たまに、友人と本の貸し借りをする。
すると、ちょっと読んでみたいけど自分で買うほどでは・・・、と思ってた本が読めたり、
自分ではまず選ばないような本が読めたりして、それもまた楽し、と思う。
桜庭一樹の新刊「道徳という名の少年」。
一口でいうと、凝った装丁、エロティックな挿絵の大人の絵本である。モチロン内容も、背徳的で残酷だけど全編に通じるのは滅びの美学である。
5編に分かれてはいるが、それぞれの話は別ではなく連なっている。
なんせ絵本なので短く、すぐに読め、立ち読みもできるくらいである。
ただ、この本は家で、本の世界にひたりながら一人でひっそりと読む本、なのかもしれない。
オビの惹句によると、
極彩色のファンタジック連作集!!
エロスと、魔法と、あふれる音楽!! 甘美な滅びの物語集、とある。
こちらはぐっとさわやか。
表題の「パスタマシーンの幽霊」を含む22編の短編集である。
どこにでもありそうな話と不思議な話がビミョーに混在、あるいは、フツーとヘンの境目があいまい。
若いカップルやそーでないカップルが登場するのだが、アツアツラブラブではなく、片思いや不倫や別離が多い。
それでも、けっしてドロドロせず、どの話も私がハマってる小夏みたいに爽やかな味で、おまけにちょっと、切ない。
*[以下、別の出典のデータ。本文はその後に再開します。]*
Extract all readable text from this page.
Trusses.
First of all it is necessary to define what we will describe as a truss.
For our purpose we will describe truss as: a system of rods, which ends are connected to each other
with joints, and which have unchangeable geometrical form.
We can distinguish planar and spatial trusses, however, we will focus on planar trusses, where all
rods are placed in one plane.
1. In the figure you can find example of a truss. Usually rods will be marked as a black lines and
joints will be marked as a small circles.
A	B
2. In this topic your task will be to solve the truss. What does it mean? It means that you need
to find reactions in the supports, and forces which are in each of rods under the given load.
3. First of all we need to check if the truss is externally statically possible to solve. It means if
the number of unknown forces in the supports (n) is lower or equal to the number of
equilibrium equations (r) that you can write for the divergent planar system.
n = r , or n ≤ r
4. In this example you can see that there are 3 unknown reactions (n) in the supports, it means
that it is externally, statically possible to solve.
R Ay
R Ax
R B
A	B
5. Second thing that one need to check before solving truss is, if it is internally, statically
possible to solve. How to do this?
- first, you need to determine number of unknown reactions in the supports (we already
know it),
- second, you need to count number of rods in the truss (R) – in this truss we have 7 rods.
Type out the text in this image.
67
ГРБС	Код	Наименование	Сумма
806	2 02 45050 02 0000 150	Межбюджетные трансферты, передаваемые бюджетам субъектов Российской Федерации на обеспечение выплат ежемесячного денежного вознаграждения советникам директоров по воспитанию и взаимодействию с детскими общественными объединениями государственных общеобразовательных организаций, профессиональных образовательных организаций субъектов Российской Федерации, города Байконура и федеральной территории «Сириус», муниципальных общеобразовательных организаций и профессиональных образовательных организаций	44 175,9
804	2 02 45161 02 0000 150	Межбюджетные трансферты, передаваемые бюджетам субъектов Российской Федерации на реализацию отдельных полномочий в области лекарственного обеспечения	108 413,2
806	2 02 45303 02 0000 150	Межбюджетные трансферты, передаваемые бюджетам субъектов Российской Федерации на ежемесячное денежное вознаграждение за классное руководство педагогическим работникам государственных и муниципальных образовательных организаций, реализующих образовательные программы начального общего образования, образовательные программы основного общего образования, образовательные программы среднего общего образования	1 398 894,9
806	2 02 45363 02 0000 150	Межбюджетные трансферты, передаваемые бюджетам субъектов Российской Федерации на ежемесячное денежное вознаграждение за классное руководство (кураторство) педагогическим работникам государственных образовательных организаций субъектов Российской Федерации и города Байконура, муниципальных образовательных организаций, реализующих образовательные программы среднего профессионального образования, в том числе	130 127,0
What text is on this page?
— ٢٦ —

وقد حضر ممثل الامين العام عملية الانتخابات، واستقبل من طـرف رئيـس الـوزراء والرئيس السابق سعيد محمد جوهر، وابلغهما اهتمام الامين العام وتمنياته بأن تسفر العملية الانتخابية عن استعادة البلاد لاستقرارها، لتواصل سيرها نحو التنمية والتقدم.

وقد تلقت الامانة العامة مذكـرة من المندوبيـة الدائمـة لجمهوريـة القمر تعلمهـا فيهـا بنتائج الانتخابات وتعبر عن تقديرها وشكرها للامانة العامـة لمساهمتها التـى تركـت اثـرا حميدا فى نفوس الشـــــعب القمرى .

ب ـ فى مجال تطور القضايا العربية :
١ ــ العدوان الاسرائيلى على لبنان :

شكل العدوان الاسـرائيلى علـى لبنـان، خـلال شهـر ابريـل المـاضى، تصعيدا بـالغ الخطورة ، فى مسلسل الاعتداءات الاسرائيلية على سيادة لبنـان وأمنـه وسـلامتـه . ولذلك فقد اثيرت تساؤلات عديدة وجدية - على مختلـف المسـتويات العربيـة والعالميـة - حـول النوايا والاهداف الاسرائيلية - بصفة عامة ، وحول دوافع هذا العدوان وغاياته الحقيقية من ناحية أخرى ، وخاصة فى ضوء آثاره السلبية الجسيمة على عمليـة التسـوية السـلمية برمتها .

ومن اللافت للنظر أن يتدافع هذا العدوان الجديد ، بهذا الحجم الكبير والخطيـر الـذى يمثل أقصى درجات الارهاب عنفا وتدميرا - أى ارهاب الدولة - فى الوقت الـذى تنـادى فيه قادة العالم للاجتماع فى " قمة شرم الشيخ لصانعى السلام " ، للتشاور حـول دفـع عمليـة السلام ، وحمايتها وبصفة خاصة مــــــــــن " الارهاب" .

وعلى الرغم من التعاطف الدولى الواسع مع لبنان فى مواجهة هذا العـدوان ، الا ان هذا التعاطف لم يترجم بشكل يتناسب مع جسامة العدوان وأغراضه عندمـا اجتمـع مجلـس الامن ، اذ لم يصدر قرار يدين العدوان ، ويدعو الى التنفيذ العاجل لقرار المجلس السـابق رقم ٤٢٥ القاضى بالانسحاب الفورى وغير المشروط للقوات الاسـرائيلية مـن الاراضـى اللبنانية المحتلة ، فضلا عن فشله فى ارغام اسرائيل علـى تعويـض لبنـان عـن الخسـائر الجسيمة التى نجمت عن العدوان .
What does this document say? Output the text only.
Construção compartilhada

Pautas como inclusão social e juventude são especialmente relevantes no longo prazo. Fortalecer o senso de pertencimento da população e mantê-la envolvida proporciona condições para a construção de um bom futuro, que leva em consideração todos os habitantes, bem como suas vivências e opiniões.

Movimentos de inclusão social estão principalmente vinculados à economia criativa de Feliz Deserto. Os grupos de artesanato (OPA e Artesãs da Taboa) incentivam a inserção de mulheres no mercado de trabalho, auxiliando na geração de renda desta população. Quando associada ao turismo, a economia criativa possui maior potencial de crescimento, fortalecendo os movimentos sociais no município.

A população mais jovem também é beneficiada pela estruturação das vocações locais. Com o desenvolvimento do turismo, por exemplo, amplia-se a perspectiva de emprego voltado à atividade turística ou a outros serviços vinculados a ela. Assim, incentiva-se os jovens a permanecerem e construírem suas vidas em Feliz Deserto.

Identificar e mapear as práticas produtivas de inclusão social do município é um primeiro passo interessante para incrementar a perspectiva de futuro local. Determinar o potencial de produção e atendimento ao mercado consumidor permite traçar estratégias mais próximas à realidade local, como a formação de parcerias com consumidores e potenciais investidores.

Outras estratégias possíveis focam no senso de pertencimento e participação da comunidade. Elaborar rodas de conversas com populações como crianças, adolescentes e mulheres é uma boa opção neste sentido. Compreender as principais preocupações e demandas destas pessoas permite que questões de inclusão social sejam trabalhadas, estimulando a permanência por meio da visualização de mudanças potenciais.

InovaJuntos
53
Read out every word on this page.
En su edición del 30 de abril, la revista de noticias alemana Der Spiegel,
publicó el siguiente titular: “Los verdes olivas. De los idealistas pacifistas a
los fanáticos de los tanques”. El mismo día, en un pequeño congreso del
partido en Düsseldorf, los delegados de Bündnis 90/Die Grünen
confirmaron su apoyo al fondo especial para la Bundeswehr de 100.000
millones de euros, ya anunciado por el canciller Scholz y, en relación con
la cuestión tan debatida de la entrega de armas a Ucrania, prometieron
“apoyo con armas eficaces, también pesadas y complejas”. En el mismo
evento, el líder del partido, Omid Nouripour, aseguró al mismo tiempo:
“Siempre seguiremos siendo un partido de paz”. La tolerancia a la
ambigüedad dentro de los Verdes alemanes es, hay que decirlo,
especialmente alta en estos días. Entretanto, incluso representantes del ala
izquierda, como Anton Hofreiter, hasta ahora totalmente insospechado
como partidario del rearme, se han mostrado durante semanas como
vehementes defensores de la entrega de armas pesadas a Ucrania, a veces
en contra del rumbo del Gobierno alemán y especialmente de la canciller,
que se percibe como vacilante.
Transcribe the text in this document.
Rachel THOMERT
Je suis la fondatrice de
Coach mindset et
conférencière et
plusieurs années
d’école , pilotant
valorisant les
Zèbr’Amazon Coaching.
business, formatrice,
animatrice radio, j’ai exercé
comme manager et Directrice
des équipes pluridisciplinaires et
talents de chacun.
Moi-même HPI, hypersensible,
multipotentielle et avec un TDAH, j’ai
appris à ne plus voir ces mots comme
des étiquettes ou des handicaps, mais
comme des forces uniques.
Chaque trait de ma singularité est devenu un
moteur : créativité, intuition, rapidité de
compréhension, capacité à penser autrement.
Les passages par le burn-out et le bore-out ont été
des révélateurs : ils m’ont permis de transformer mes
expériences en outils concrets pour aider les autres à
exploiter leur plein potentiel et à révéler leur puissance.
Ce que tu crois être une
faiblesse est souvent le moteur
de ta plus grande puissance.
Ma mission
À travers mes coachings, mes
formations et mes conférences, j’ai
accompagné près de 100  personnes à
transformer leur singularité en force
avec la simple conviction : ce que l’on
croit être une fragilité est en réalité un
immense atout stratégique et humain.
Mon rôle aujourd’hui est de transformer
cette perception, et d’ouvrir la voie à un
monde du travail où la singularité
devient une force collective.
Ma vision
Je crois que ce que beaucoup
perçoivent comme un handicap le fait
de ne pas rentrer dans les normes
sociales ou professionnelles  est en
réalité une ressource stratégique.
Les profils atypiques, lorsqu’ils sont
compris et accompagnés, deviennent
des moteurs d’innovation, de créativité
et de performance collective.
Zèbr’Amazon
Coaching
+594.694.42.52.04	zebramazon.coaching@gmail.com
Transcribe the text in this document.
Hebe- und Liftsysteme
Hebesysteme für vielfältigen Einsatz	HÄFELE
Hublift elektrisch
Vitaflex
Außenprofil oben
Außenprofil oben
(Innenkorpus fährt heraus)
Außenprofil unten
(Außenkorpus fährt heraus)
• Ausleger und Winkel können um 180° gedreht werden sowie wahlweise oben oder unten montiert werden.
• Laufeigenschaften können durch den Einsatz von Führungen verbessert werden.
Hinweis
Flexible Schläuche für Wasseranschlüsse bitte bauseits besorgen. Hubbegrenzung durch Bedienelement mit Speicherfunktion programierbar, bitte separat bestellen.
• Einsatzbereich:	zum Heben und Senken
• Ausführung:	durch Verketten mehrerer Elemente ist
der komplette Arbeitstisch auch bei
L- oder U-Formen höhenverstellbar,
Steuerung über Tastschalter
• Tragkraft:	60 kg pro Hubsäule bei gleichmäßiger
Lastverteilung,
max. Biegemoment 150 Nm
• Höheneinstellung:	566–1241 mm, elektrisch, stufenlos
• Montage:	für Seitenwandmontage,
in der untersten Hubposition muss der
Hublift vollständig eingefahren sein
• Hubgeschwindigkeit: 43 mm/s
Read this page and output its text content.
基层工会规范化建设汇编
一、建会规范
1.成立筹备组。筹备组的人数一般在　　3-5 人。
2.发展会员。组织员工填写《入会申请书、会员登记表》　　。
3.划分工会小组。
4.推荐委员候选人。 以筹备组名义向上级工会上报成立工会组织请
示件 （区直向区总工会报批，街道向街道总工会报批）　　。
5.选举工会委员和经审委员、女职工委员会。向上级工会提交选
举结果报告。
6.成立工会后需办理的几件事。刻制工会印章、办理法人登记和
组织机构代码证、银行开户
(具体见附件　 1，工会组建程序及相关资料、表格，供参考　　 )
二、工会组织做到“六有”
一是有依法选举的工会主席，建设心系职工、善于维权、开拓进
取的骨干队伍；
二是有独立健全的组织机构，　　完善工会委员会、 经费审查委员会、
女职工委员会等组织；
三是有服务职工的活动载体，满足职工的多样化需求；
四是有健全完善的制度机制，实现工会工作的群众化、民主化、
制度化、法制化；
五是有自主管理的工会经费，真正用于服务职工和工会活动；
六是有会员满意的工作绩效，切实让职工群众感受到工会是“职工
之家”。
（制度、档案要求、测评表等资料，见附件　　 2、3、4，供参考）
幸福と不幸、男と女、現実と非現実の区別さえなくなり、ただ人が生きる悲しみのようなものが通奏低音のように聞こえる。
夜明けの読書向き?
この本は自分ではたぶん読まない本。
NHKのドラマも見ていない。
それでも、読みだしたら一気に読んだ。
実は私、ゲゲゲの鬼太郎のマンガもアニメも見たことない。
モチロン、詳しくはないがだいたいのことは知っている(つもり)。
この本で、つげ義春が水木しげるの弟子?であったことを知って驚いた。
そして、急に水木しげるに親近感が湧いたりするのだった。(逆ですが)
映画「RAILWAYS」で島根へ行きたくなり、この本を読むと鳥取へ行きたくなり、これはもー、山陰へ行くっきゃない!と思う今日この頃です。